Making a Big Deal Out of Nothing
This is known as “catastrophizing” and it can slowly wear away at a marriage. In many cases, the incidents that are brought up are insignificant, but magnified by anxiety and depression. David Gonet, an Illinois-based family lawyer, reports cases of clients filing for divorce for such things as having a spouse come home late for work or forgetting to pick up dry cleaning. “In severe cases, I have had clients suffering from catastrophizing file for divorce from their spouse on three separate occasions,” Gonet says. “A harmless event leads the client to file for divorce, during the divorce the client realizes that they overreacted, and the client dismisses the divorce. The next harmless event precipitates the same course of action…file for divorce, realize they overreacted, dismiss the divorce.”

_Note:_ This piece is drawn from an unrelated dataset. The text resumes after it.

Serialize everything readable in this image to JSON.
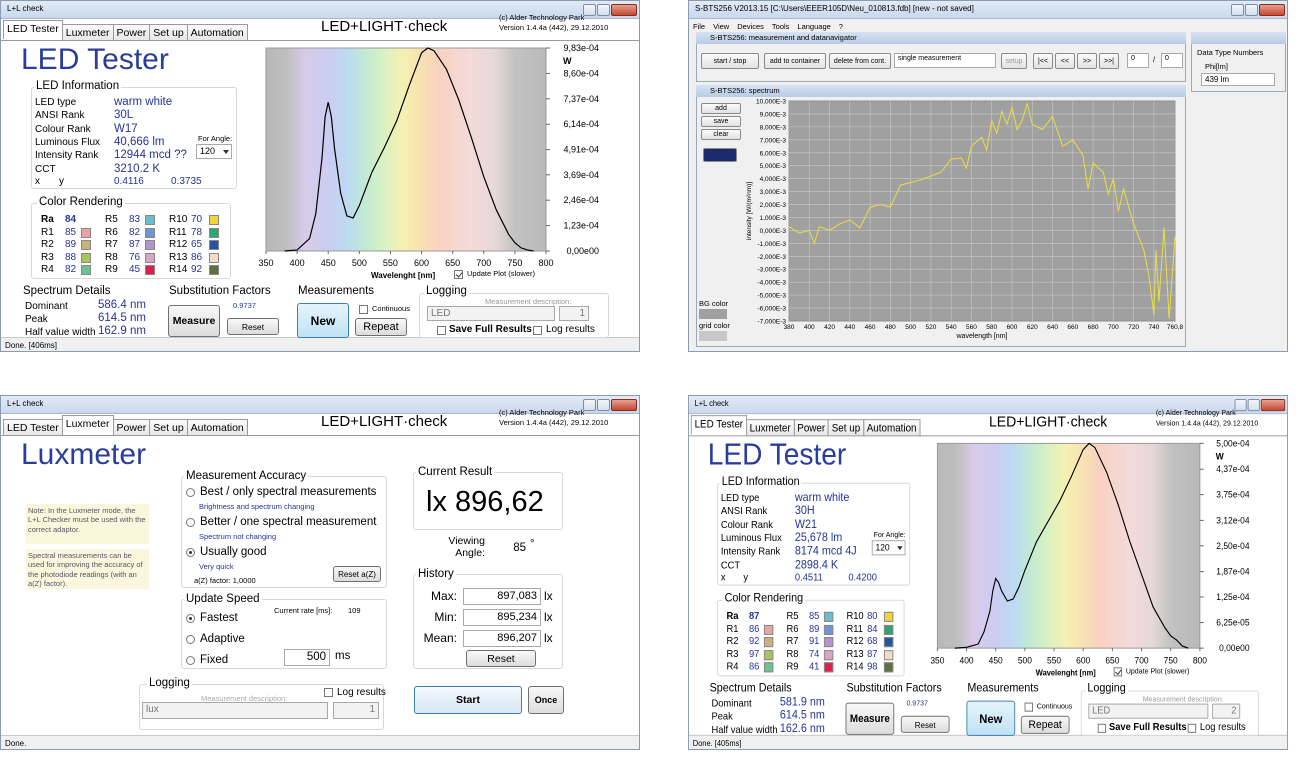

Disagreements are essential for a marriage. It’s important to get grievances out in the open and, when done effectively, can help to work through issues and improve communication. However, when arguments are avoided in a relationship, things are left unresolved, and the relationship can’t progress. This leads to unhappiness. As sexologist and relationship expert Dr. Nikki Goldstein says, “relationships can be saved without that focus and hard work that someone who is avoiding arguments might not be prepared to give.”
Unsurprisingly, the risk of divorce among narcissistic people is very high, predominantly because of their inability to see reality when it comes to the balance of relationship roles. Very often, when something goes wrong or there is any kind of a conflict, a narcissist tends to play the victim. “Someone who is always playing victim coupled with a grandiose sense of self might not have the empowerment and control to fix things when the relationship is at risk,” says Goldstein. “How can someone fix things if they won’t take responsibility for their role in the first place?”
Having a Fragile Ego
Deep insecurities can sow the seeds for marital upheaval because the insecure person might try and find external means of resolving those insecurities. One of those external means could be attention from another person, which is the first step on the road to infidelity — emotional or otherwise. “When life settles and there is just two people living side by side,” says Goldstein, “the fragile ego will find another one to be stroked by, in more ways than one.”
Selfishness and narcissism seem like they might by one and the same, but there is a difference in that everyone has a bit of selfishness in them and everyone has times where they might put their own needs ahead of their spouse’s. Problems can arise when this behavior becomes habitual and the partner continually makes the other one feel useless. “Being selfish has a shelf life in a marriage, and only so much love will keep someone around,” says Goldstein. “However when [selfishness] is hurtful towards someone else, things can start to go downhill.”